Jorge Natasha A N, Cruz Jéssica G V, Pretti Marco Antônio M, Bonamino Martín H, Possik Patricia A, Boroni Mariana
Bioinformatics and Computational Biology Lab, Division of Experimental and Translational Research, Brazilian National Cancer Institute, Rio de Janeiro, RJ, 20231-050, Brazil.
Program of Immunology and Tumor Biology, Division of Experimental and Translational Research, Brazilian National Cancer Institute, Rio de Janeiro, RJ, 20231-050, Brazil.
J Transl Med. 2020 Feb 5;18(1):56. doi: 10.1186/s12967-020-02235-w.
Interaction between malignant cells and immune cells that reside within the tumor microenvironment (TME) modulate different aspects of tumor development and progression. Recent works showed the importance of miRNA-containing extracellular vesicles in this crosstalk.
Interested in understanding the interplay between melanoma and immune-related TME cells, we characterized the TCGA's metastatic melanoma samples according to their tumor microenvironment profiles, HLA-I neoepitopes, transcriptome profile and classified them into three groups. Moreover, we combined our results with melanoma single-cell gene expression and public miRNA data to better characterize the regulatory network of circulating miRNAs and their targets related to immune evasion and microenvironment response.
The group associated with a worse prognosis showed phenotypic characteristics that favor immune evasion, including a strong signature of suppressor cells and less stable neoantigen:HLA-I complexes. Conversely, the group with better prognosis was marked by enrichment in lymphocyte and MHC signatures. By analyzing publicly available melanoma single-cell RNA and microvesicle microRNAs sequencing data we identified circulating microRNAs potentially involved in the crosstalk between tumor and TME cells. Candidate miRNA/target gene pairs with previously reported roles in tumor progression and immune escape mechanisms were further investigated and demonstrated to impact patient's overall survival not only in melanoma but across different tumor types.

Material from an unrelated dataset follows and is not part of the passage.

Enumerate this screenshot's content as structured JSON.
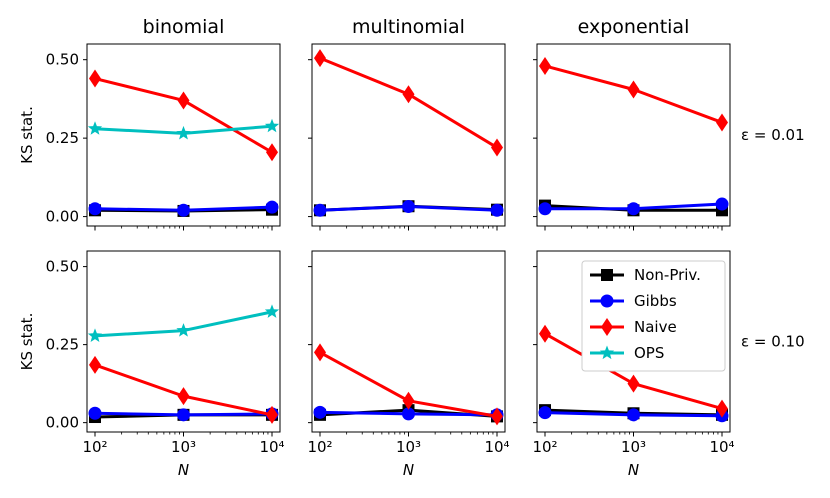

Our results underscore the impact of tumor-microenvironment interactions on disease outcomes and reveal potential non-invasive biomarkers of prognosis and treatment response.
恶性细胞与肿瘤微环境(TME)中存在的免疫细胞之间的相互作用调节肿瘤发展和进展的不同方面。最近的研究表明含miRNA的细胞外囊泡在这种串扰中的重要性。
为了了解黑色素瘤与免疫相关TME细胞之间的相互作用,我们根据肿瘤微环境谱、HLA-I新表位、转录组谱对TCGA的转移性黑色素瘤样本进行了特征分析,并将它们分为三组。此外,我们将我们的结果与黑色素瘤单细胞基因表达和公开的miRNA数据相结合,以更好地表征循环miRNA及其与免疫逃逸和微环境反应相关的靶标的调控网络。
与较差预后相关的组表现出有利于免疫逃逸的表型特征,包括抑制细胞的强烈特征和不太稳定的新抗原:HLA-I复合物。相反,预后较好的组以淋巴细胞和MHC特征的富集为标志。通过分析公开可用的黑色素瘤单细胞RNA和微泡miRNA测序数据,我们确定了可能参与肿瘤与TME细胞之间串扰的循环miRNA。对先前报道在肿瘤进展和免疫逃逸机制中起作用的候选miRNA/靶基因对进行了进一步研究,并证明不仅在黑色素瘤中,而且在不同肿瘤类型中都影响患者的总生存期。
我们的结果强调了肿瘤-微环境相互作用对疾病结局的影响,并揭示了预后和治疗反应的潜在非侵入性生物标志物。